Esta consciência irredimível da morte é o campo de
batalha de todo pensamento, terreno a partir do qual surdem e no qual tombam
crenças, máximas, teses, teorias, teoremas. Não é assim desde sempre? Já noutra
peça do autor o problema de colocava. Em Restos. Interiores. (Edição do autor, Dezembro
de 2002) três mulheres enlutadas recordam os amantes desaparecidos. «Agora é
preciso esquecer, esquecer-te» (p. 8), diz a primeira. «Vou cortar os meus
cabelos. Uma parte deles irá com o teu corpo em busca da eternidade» (p. 12),
diz a segunda. «Dar um nome às coisas é criá-las. Preciso de dar-lhes um nome
para sentir que aconteceu alguma coisa. Uma verdade» (p. 14), diz a terceira.
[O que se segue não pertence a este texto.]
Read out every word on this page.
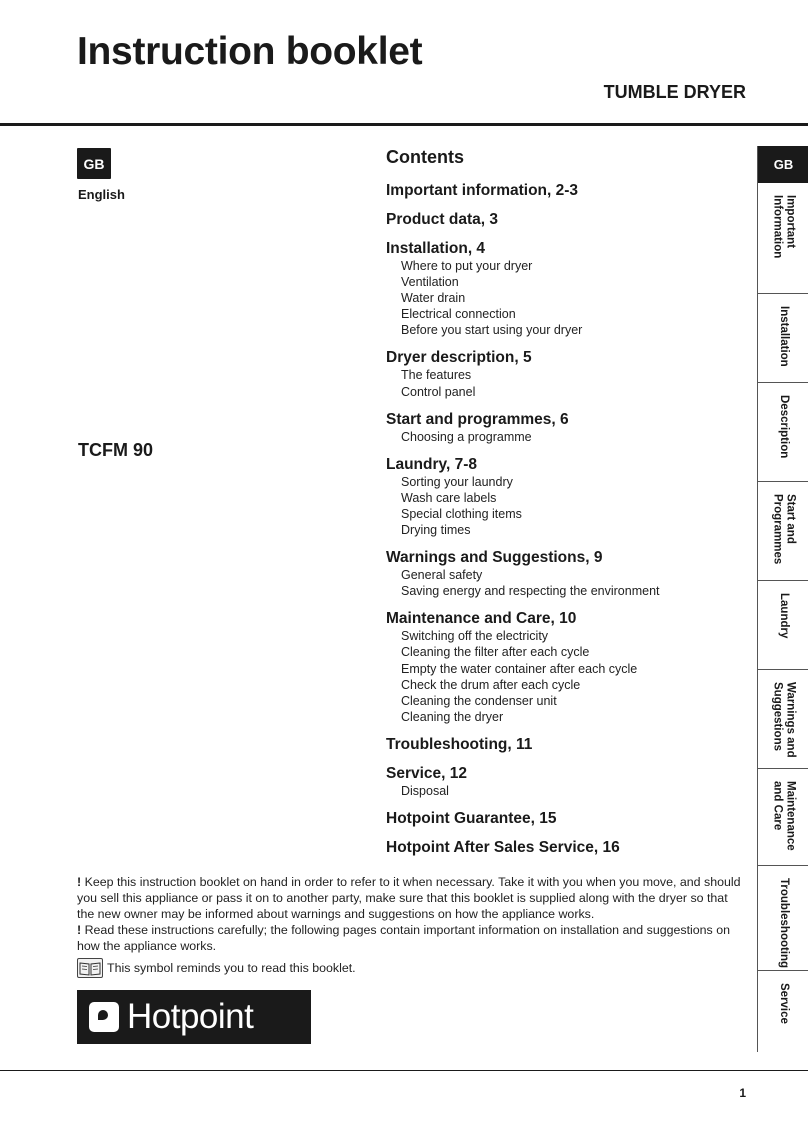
Instruction booklet
TUMBLE DRYER
GB
English
TCFM 90
Contents
Important information, 2-3
Product data, 3
Installation, 4
Where to put your dryer
Ventilation
Water drain
Electrical connection
Before you start using your dryer
Dryer description, 5
The features
Control panel
Start and programmes, 6
Choosing a programme
Laundry, 7-8
Sorting your laundry
Wash care labels
Special clothing items
Drying times
Warnings and Suggestions, 9
General safety
Saving energy and respecting the environment
Maintenance and Care, 10
Switching off the electricity
Cleaning the filter after each cycle
Empty the water container after each cycle
Check the drum after each cycle
Cleaning the condenser unit
Cleaning the dryer
Troubleshooting, 11
Service, 12
Disposal
Hotpoint Guarantee, 15
Hotpoint After Sales Service, 16

! Keep this instruction booklet on hand in order to refer to it when necessary. Take it with you when you move, and should you sell this appliance or pass it on to another party, make sure that this booklet is supplied along with the dryer so that the new owner may be informed about warnings and suggestions on how the appliance works.

! Read these instructions carefully; the following pages contain important information on installation and suggestions on how the appliance works.

This symbol reminds you to read this booklet.
Hotpoint
GB
Important Information
Installation
Description
Start and Programmes
Laundry
Warnings and Suggestions
Maintenance and Care
Troubleshooting
Service
1
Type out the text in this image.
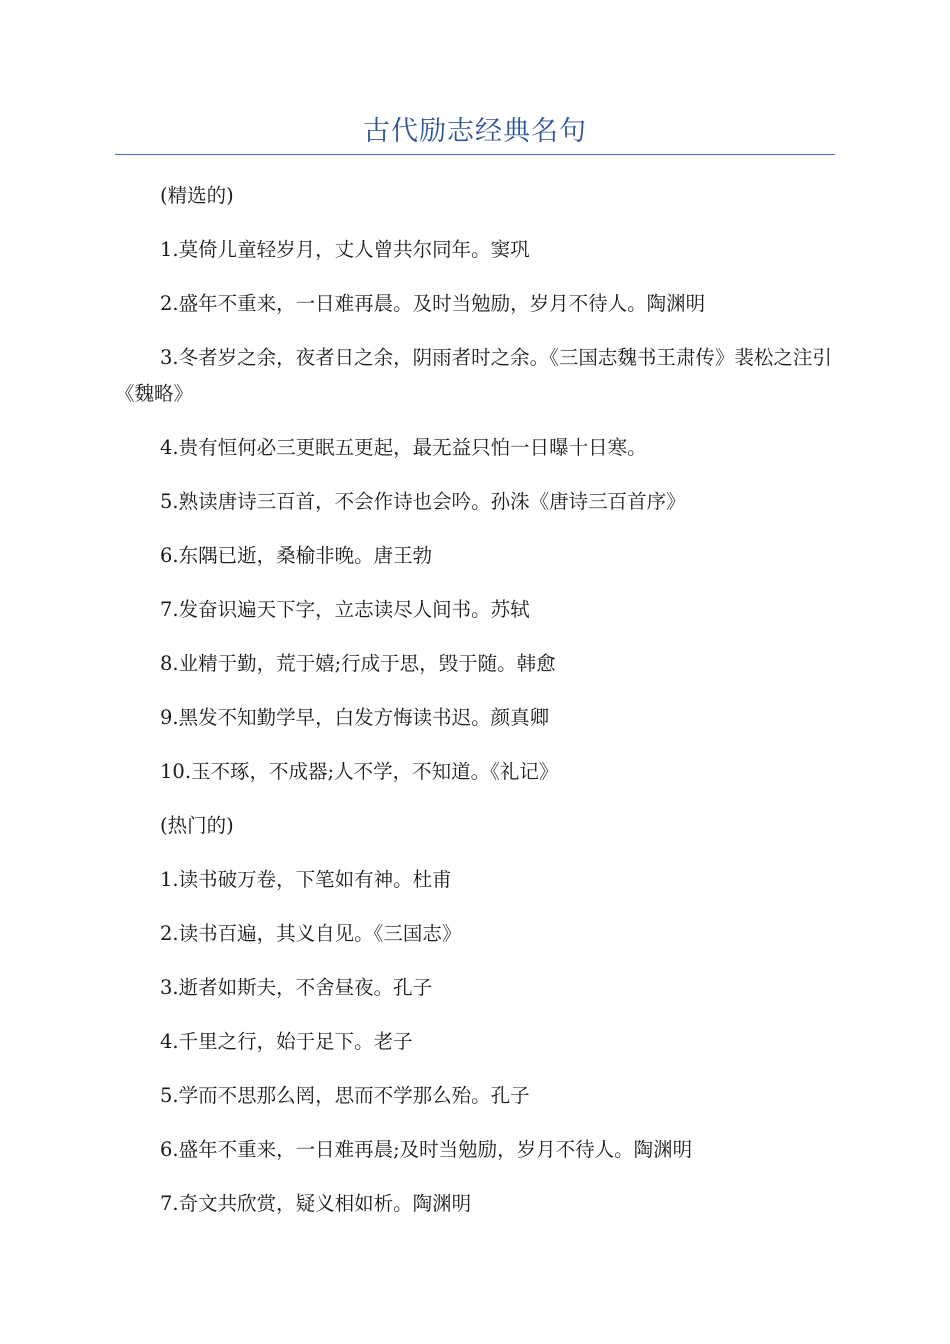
古代励志经典名句

(精选的)

1.莫倚儿童轻岁月，丈人曾共尔同年。窦巩

2.盛年不重来，一日难再晨。及时当勉励，岁月不待人。陶渊明

3.冬者岁之余，夜者日之余，阴雨者时之余。《三国志魏书王肃传》裴松之注引《魏略》

4.贵有恒何必三更眠五更起，最无益只怕一日曝十日寒。

5.熟读唐诗三百首，不会作诗也会吟。孙洙《唐诗三百首序》

6.东隅已逝，桑榆非晚。唐王勃

7.发奋识遍天下字，立志读尽人间书。苏轼

8.业精于勤，荒于嬉;行成于思，毁于随。韩愈

9.黑发不知勤学早，白发方悔读书迟。颜真卿

10.玉不琢，不成器;人不学，不知道。《礼记》

(热门的)

1.读书破万卷，下笔如有神。杜甫

2.读书百遍，其义自见。《三国志》

3.逝者如斯夫，不舍昼夜。孔子

4.千里之行，始于足下。老子

5.学而不思那么罔，思而不学那么殆。孔子

6.盛年不重来，一日难再晨;及时当勉励，岁月不待人。陶渊明

7.奇文共欣赏，疑义相如析。陶渊明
Debatendo-se com a memória, desesperando de eternidade, protegendo o ser num
nome, o luto destas mulheres presentifica a ausência, recupera para um estado
porventura fantasmagórico, mas vivo, o ser daqueles a quem a morte provocou separação
sem determinar ausência. Os mortos permanecem no interior dos vivos. Alguém se
ausenta porque morre ou se distancia, de certo modo nós próprios nos ausentamos
de nós com o passar dos anos. O que é a memória da infância perdida senão uma
prova dessa ausência, desse processo de ausentar-se de si mesmo? Mas a morte, a
distância, o passado, não delimitam o corpo do ser. Os presos de 5 Cervejas
Para o Virgílio indicam outra forma de ausência: «Da rua vem silêncio. Como se
a cidade dormisse ou se tivesse ausentado» (p. 29). Há uma diferença entre a
aparência (como se) e a realidade, uma diferença ténue para quem, como os
presos, esteja separado pela força dessa cidade que se imagina na clausura de
uma cela. Caso apreciássemos metafísica, podíamos estabelecer aqui um paralelo
entre a cela e o corpo. O corpo é a cela que nos separa do outro, que torna o
outro ausente. Mas a palavra recoloca-nos em presença de, a palavra tem esse
poder de tornar ausente-presente o que, de outro modo, seria tão-somente perda.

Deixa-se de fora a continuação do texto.